Response: I am not aware of any sectoral resources available, currently. We do have a platform, however, where all disability units from our different institutions communicate, share information on institutional policies, best practices and experiences. I do not think there are a lot of institutions with policies that speak to universal access, though.
However, as HEDSA, we do have regional structures which, this year, have planned roadshows to help capacitate disability units and share best practices. Because institutions differ, we cannot adopt a one-size-fits-all type of approach –hence the need to find the best possible means for each institution to accommodate students with disabilities. That is the main objective of the roadshow.
Question 3: Would it be possible to have the technologies you spoke of, negotiated at the sectoral level so that there is a cheaper rate at which we can acquire them for use at our institutions?
Response: It would be a great idea to contact our suppliers and see whether there is a way of negotiating better prices for institutions.
Students’ voice needed to strengthen institutional performance
Question 4 (from another member of the TMF): To what extent does HEDSA work with students’ associations
Response: That is an essential element of our work. We have now incorporated the South African Union of Students (SAUS) Disability Subcommittee into the HEDSA Executive Committee. This necessitated a change to HEDSA’s constitution which now makes provision for listening to the students’ voice. That said, it is our desire to see students’ representative councils (SRCs) taking a stand on representativeness, in their structures, of students with disabilities.

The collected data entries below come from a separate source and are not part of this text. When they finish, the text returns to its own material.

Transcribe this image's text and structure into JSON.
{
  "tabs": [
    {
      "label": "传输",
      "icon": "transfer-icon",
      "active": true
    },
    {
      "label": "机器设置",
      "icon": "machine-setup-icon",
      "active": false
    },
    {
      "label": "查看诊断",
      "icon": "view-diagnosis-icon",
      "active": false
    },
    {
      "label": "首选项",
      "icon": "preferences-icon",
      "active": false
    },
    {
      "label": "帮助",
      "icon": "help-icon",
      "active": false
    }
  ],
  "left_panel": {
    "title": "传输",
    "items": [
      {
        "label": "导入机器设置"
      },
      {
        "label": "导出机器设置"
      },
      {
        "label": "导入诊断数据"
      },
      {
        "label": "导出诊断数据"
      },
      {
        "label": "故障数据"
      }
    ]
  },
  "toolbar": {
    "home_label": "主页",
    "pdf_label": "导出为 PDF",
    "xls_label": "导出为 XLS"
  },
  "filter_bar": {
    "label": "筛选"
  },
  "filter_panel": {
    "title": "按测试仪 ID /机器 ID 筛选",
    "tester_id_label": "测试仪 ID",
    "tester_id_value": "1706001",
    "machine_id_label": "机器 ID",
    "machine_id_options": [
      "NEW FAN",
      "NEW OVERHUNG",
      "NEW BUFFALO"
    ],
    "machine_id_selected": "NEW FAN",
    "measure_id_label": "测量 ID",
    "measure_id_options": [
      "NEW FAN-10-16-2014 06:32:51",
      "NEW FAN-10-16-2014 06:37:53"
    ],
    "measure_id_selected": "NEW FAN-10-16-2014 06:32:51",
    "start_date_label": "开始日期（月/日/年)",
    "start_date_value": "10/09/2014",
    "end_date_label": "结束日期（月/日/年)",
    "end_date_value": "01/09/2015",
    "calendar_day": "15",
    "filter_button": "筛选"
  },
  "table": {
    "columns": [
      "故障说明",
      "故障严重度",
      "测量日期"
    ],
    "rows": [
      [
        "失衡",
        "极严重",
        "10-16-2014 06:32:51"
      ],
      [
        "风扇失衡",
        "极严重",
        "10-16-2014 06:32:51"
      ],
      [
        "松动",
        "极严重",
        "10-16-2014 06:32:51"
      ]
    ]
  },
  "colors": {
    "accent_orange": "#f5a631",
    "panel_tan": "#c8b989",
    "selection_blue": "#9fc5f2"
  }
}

We do not see a lot of that in South Africa.
Wrapping up, Ms Miranda said it was concerning that only pockets of institutions can vouch for accommodating students with disabilities in one way or another, whereas others plead a lack of resources to make meaningful change.

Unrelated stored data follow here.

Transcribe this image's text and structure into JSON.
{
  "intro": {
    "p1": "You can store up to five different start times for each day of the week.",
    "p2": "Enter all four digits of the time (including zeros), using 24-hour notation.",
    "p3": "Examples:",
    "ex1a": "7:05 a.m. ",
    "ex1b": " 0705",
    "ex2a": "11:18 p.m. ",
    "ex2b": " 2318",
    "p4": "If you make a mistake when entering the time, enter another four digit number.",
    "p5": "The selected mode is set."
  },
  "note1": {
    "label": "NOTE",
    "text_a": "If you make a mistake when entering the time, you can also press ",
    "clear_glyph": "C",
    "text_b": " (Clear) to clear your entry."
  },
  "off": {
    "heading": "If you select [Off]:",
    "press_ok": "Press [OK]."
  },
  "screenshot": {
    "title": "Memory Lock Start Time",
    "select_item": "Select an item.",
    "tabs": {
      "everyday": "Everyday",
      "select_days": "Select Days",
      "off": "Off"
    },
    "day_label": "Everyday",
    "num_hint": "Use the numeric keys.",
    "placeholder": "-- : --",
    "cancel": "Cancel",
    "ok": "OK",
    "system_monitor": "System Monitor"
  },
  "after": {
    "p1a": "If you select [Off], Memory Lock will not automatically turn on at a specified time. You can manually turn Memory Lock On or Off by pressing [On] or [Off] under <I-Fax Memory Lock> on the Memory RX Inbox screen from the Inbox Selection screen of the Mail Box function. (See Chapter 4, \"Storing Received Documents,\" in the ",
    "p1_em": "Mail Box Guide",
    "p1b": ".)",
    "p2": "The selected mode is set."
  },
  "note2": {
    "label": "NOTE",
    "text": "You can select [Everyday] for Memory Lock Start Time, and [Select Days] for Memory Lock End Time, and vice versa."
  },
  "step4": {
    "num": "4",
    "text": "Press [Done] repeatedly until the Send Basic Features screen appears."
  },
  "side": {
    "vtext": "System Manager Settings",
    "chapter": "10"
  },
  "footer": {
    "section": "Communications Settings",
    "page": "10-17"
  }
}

That said, she said she believes the relationship established with the TMF will help raise the profile of the Strategic Policy Framework on Disability for the Post-School Education and Training System at institutions, thus placing disability at the centre of institutional transformation.
Enhancement of TMF priorities for 2022
The invitation to HEDSA was extended to give expression to the TMF’s prioritisation of disability issues in the broader transformation agenda.
Priorities of the TMF for 2022 are:
- Placing students at the centre: reconstitution of institutional cultures by focusing on the design of the universities to optimise student development and growth.
- The Engaged University: establishing a national project to theorise and build models of universities that are engaged in the local context in which they find themselves.
- Review of universal access and disability support in higher education: placing people with disabilities at the centre.
- Gender-based violence, health and safety with a focus on mental health.
According to Mr George Mvalo (right), Chairperson of the TMF, who is also Director: Social Justice and Transformation at the Vaal University of Technology, the Transformation Managers’ Forum is mindful of the asymmetries in the staffing, resourcing and support for disability units across the 26 public universities, the universal access constraints for students and staff and the inability of the sector to meet the minimum 2% threshold of employment of staff with disabilities which should be urgently addressed to ensure inclusive disability transformation at both students and staff levels.
“The partnership with HEDSA is one of the first steps we’ve taken towards realising one of the TMF’s priorities of placing people with disabilities at the centre of public universities’ operations and the Post-School Education and Training sector as a whole — including TVET Colleges,” Mvalo explained this relationship. “Indeed, we look forward to collaboration with HEDSA as an ally in making university spaces progressively accessible, welcoming and inclusive to all.”
Nqobile Tembe is a Communication Consultant contracted to Universities South Africa.